В подвал протиснулась тёмная фигура, фонарик осветил страшноватое, небритое лицо партизана.

— Товарищ командир, Леклерк далеко?

— Завтра к вечеру будет здесь.

— Завтра к вечеру? — испуганно отозвалась темнота. — Завтра к вечеру…

И хотя все знали, что означало продержаться целый день в окружённом Терране, уверенный ответ командира принёс надежду и облегчение.

Раннее утро проснулось над городом солнечным и нежным. На чёрных обгорелых дубах сверкнули розовые лучи, и деревья будто ожили, дрогнув опалёнными листьями. Пожары угасли, дым развеялся. Да, страшный, искалеченный вставал Терран в это розовое летнее утро.

Партизаны всё-таки успели съесть по банке консервов до того, как ударил первый немецкий снаряд.

— Начали, гады, — Васькин зло плюнул. — Поесть толком не дали.

— Всем по местам, — скомандовал Шамрай.

Фашисты начали атаку. Отвоёвывая метр за метром, дом за домом, гитлеровцы пробирались к центру Террана. В руках партизан осталось всего четыре квартала. Вот пришлось отдать ещё один перекрёсток, вот ещё один квартал захватили гитлеровцы, и всё лезут, лезут вперёд. А с неба падают и падают снаряды, сеют на партизан дождь осколков. Зачем их так много? Ведь для горячего живого человеческого сердца достаточно и одного маленького кусочка свинца, чтобы его остановить. Редеет оборона Террана, всё глубже вонзаются в неё фашистские клинья.

А солнце, не ведая печали, радостно катится по небу, равнодушно посматривая на багряно-кровавую рану, которая когда-то называлась весёлым шахтёрским городом Терран, и даже не думает о том, сколько же человек увидит его закат.

Вскоре после полудня немцы разобрали завалы на окраинах и пустили по центральной улице тяжёлый танк. На большой скорости стотонная глыба злой стали, разогнавшись ещё где-то издалека, мчалась вперёд, всё сокрушая на своём пути. Пушка танка грохотала, не переставая, ей вторили пулемёты.

Роман хорошо понимал, что произойдёт, если танк прорвётся на площадь — за ним пройдут другие и тогда падёт оборона Террана. «Всё, конец, — чувствуя, как замирает сердце в груди, подумал Шамрай. — Чем его остановить?»

И вдруг он увидел: из подвала выскочил Павел Скорик. В руках тяжёлые противотанковые гранаты. Пригибаясь, перебежками, он приближался к танку. Вот он взмахнул руками и сразу ударил взрыв четырёх гранат.

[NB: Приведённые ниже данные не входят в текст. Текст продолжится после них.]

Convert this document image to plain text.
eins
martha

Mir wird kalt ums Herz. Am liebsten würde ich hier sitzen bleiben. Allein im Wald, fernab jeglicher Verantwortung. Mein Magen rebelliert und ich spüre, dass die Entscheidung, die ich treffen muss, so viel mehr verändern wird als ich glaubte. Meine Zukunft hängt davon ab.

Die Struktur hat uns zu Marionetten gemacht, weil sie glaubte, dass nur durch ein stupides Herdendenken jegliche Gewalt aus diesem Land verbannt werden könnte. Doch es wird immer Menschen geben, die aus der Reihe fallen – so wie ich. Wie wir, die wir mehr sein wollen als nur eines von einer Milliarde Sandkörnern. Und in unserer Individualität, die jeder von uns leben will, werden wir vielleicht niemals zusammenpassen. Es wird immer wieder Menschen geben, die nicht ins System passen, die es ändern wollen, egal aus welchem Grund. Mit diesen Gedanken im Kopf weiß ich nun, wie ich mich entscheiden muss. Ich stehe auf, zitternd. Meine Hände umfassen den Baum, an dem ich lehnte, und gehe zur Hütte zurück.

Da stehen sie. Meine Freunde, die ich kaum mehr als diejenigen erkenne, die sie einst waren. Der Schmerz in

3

Дым заполнил улицу, будто чёрная туча опустилась на землю. Но убежать от танка, скрыться в подвале Скорик не успел: пулемётная очередь срезала его, как птицу в полёте. Танк, зло взвывая моторами, остервенело рванулся вперёд, но, резко развернувшись на одной гусенице, лишь перегородил улицу, застыв чёрной громадой.

Скорик лежал недалеко от танка, раскинутые руки почти касались разорванной гусеницы.

— Жил скверно, а умер красиво, — сказал тихо Васькин.

— Нет, так не бывает, — не согласился Шамрай. — Смерть человека, товарищ Васькин, неотделима от его жизни. Я в этом глубоко уверен. Если жил трусом, то едва ли умрёт героем. Сейчас нам с тобой и о своей смерти пришла пора подумать. Смотри.

Двигавшиеся следом за подбитым танком три машины замедлили ход и опасливо остановились перед этой неожиданно вставшей на их пути плотиной из ревущего огня и едкого дыма.